Entrevista : Tereza Mendonça Estarque

A Psicanálise no Cotidiano da Vida

Entrevista : Tereza Mendonça Estarque
Psicanalista, Mestre em Psicologia PUC Rio

 

 

Doutora em Ciências Sociais PUCSP

 

Presidente do Instituto de Estudos da Complexidade

 

Por Carlos Leal

 

 

A nossa entrevistada de hoje esteve em Nova Friburgo dia 31 de maio participando do XI Congresso Médico da Região Centro-Norte Fluminense e do Centro de Estudos da APNF-Associação Psicanalítica de Nova Friburgo.  Como psicanalista se interessa e vem estudando o impacto das novas tecnologias sobre o corpo e a mente das pessoas.  Afinal, o primeiro ser humano de proveta já completou a maioridade.  Os profissionais de saúde precisam estar preparados para as novas questões e conflitos que estas pessoas trarão aos nossos consultórios.

 

Nesta entrevista que nos concedeu Terezinha Mendonça nos convida a pensar também sobre as questões éticas que o advento das biotecnologias nos apresentam pois, do contrário, aquilo que deveria servir ao homem poderá a vir a degrada-lo.

 

 

P. Você acredita que o desenvolvimento biotecnológico (fecundação em laboratório, clonagem, uso, transplantes de órgãos oriundos de outras espécies, próteses cibernéticas) ocorreu numa velocidade acima da capacidade do homem de absorve-los ?

 

1) Sim, algumas produções da biotecnociência são surpreendentes, impactantes e acontecem rápido demais, suprimindo um tempo de elaboração que seria necessário para assimilá-las. Corremos o risco de incorporá-las em estado bruto, sem uma reflexão crítica acerca dos caminhos que gostaríamos de trilhar.

 

A ausência ou encurtamento deste tempo de elaboração pode produzir  em nós, o efeito de um susto, que em psicanálise chamaríamos de efeitotraumático.

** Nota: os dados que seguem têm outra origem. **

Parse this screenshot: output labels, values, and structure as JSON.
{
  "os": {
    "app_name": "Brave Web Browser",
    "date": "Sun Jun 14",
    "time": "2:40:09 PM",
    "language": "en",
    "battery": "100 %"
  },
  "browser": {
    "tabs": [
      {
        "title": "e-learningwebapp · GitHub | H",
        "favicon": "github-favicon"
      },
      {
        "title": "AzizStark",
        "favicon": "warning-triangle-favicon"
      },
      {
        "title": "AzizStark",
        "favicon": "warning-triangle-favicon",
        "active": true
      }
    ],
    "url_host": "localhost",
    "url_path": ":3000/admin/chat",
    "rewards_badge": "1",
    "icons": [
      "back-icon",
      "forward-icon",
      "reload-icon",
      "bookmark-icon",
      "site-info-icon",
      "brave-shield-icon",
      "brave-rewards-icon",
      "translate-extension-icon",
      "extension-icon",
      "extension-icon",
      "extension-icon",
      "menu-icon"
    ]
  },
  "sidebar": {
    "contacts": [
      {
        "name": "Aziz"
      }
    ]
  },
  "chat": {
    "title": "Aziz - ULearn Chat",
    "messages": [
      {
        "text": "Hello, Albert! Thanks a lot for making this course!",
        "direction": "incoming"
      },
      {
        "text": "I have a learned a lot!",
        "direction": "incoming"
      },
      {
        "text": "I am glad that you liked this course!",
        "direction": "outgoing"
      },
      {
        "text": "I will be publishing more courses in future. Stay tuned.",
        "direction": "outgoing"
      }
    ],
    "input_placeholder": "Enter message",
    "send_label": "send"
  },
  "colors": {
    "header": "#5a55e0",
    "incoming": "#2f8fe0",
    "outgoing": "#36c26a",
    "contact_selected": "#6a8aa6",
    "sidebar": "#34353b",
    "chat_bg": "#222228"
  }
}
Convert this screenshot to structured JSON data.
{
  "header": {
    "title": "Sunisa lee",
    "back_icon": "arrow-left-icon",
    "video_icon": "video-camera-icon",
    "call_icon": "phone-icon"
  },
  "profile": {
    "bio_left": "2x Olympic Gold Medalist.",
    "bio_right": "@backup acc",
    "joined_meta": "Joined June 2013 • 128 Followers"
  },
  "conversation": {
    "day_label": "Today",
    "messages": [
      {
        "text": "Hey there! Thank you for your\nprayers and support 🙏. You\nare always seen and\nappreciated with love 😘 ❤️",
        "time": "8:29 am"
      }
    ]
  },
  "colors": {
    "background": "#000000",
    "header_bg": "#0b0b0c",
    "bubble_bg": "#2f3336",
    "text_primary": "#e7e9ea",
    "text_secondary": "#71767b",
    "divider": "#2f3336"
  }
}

Contudo, ao contrário do que se costuma pensar, um trauma nem sempre produz efeitos destrutivos. Ferenczi, um psicanalista muito próximo a Freud, falava em progressões traumáticas, ou seja, na capacidade de desenvolvermos potenciais adormecidos a partir de vivências difíceis. Tudo dependerá de como seremos capazes de lidar com elas, experimentando-as como algo que nosimpulsiona e que nos faz crescer ou sucumbindo a elas.

 

Penso que não devemos ficar reféns da tecnociência. Ela é uma criação do Homem e deve ser colocada a seu serviço, na intenção de melhorar as condições de vida de um maior número possível de pessoas. Para que isto seja possível, é fundamental que possamos produzir este tempo de elaboração, favorecendo o debate público, democratizando as informações e criando espaços de discussão nas comunidades, nos serviços públicos  hospitalares, nas escolas, etc…

 

 

P. Até há bem pouco tempo chamávamos de “produção independente” à procriação sem casamento.  Em tempos da barriga de aluguel o conceito se expandiu pois nem mesmo gerar o filho no próprio ventre é necessário.  A relação homem-mulher é uma prática ultrapassada ?

 

2) A relação homem-mulher nunca será uma prática ultrapassada. Ela se tranforma e o que poderá vir a ser ultrapassado é a ligação intrínseca entre sexo e procriação. A revolução produzida pelos anti-concepcionais abriu espaço para a vida sexual com ausência filhos. Já a medicina da procriação retira a concepção do contexto erótico para inserí-la no contexto médico-hospitalar.Não é mais necessário que haja uma relação sexual para que um bebê venha ao mundo. É um novo conceito, sem dúvida, que traz modificações profundas nas escolhas possíveis de cada indivíduo. A reprodução humana tornou-se algo muito mais pragmático. Em princípio, pode-se planejar o sexo dos filhos, conceber em idade avançada, congelar óvulos e espermatozóides para alguma eventualidade futura etc…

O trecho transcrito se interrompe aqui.